The company, which launched out of stealth mode in May with $14.6 million in venture financing, specializes in data governance for data lakes, which are collections of largely unstructured data that aren’t organized according to a schema, which is a visual representation of the relationship between tables in a database. Schemas are typically applied to structured data prior to being used in production, but unstructured data can defy such rigid classification.
“All of the functionality that we’ve become used to in the world of relational databases has been missing from data lakes,” said Okera CEO Amandeep Khurana. ” We’re bringing that functionality.”
The new release of Okera’s Active Data Access Platform features what the company calls “intelligent schema management,” which it says enables data administrators to automatically discover new data sets, infer their schemas and assign universal access permissions at a fine-grained level.
It also features a new file system manager that the company said streamlines the discovery, access, governance and use of unstructured data in S3 data stores. Supported analytics platforms include Amazon’s Elastic Map Reduce, Apache Hive, Apache Presto, Apache Spark and business intelligence software from from Tableau Software Inc., Birst Inc. and Qlik Inc.
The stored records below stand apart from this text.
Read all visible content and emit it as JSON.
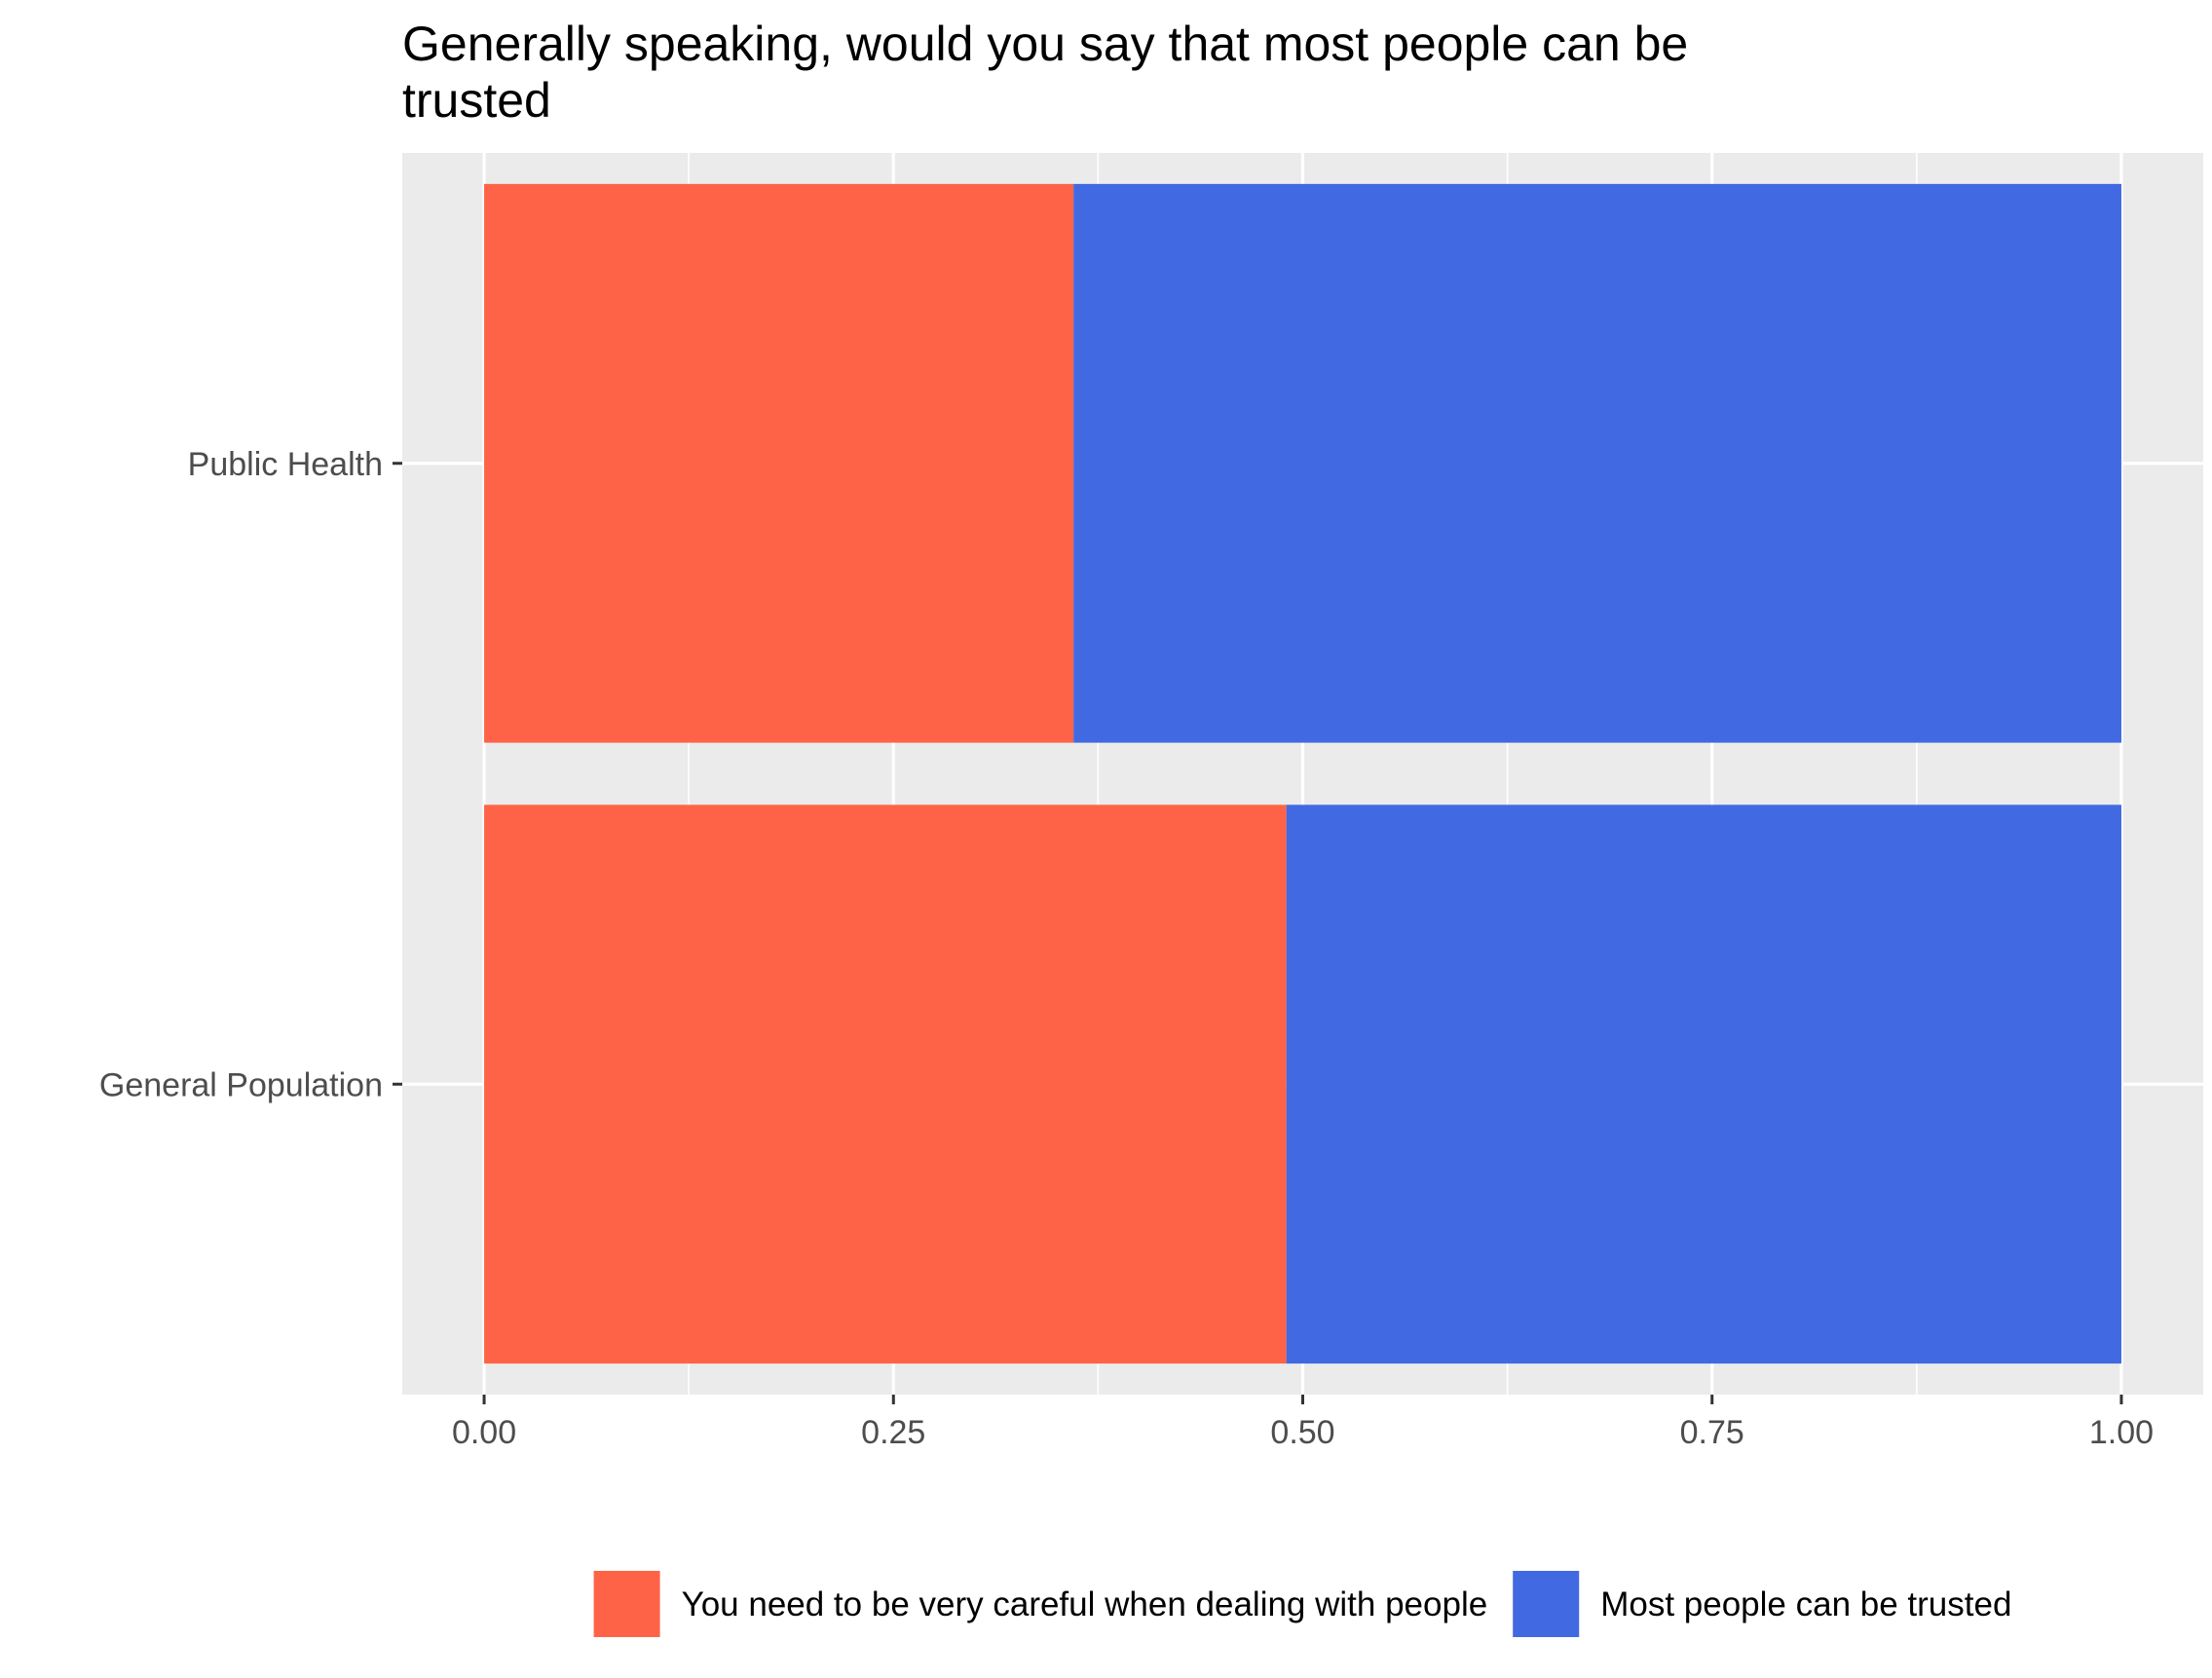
{
  "chart_data": {
    "type": "bar",
    "orientation": "horizontal",
    "stacked": true,
    "title": [
      "Generally speaking, would you say that most people can be",
      "trusted"
    ],
    "xlabel": "",
    "ylabel": "",
    "xlim": [
      -0.05,
      1.05
    ],
    "x_ticks": [
      0.0,
      0.25,
      0.5,
      0.75,
      1.0
    ],
    "x_tick_labels": [
      "0.00",
      "0.25",
      "0.50",
      "0.75",
      "1.00"
    ],
    "categories": [
      "Public Health",
      "General Population"
    ],
    "series": [
      {
        "name": "You need to be very careful when dealing with people",
        "color": "#FF6347",
        "values": [
          0.36,
          0.49
        ]
      },
      {
        "name": "Most people can be trusted",
        "color": "#4169E1",
        "values": [
          0.64,
          0.51
        ]
      }
    ],
    "grid": true,
    "panel_background": "#EBEBEB",
    "legend_position": "bottom"
  }
}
The platform is similar to a data catalog in that it enables data to be registered and governed according to an assigned set of metadata. However, “Most catalogs focus on business metadata. We are the technical and operational metadata,” Khurana said. “With schema ingest, we’re making life easier for the data producer who’s on-boarding the data set.”
Data lakes have been plagued by a lack of tools to provide structure and access control, both of which are essential to performing reliable analysis without risking inadvertent disclosure.
Okera says its platform not only enables administrators keep track of all their data in one place but also enforce access rules down to the field level. Okera says it can automate these administrative procedures at scale, and that it is already managing multi petabyte data lakes for customers.
Pricing is based on usage, but Okera didn’t provide details.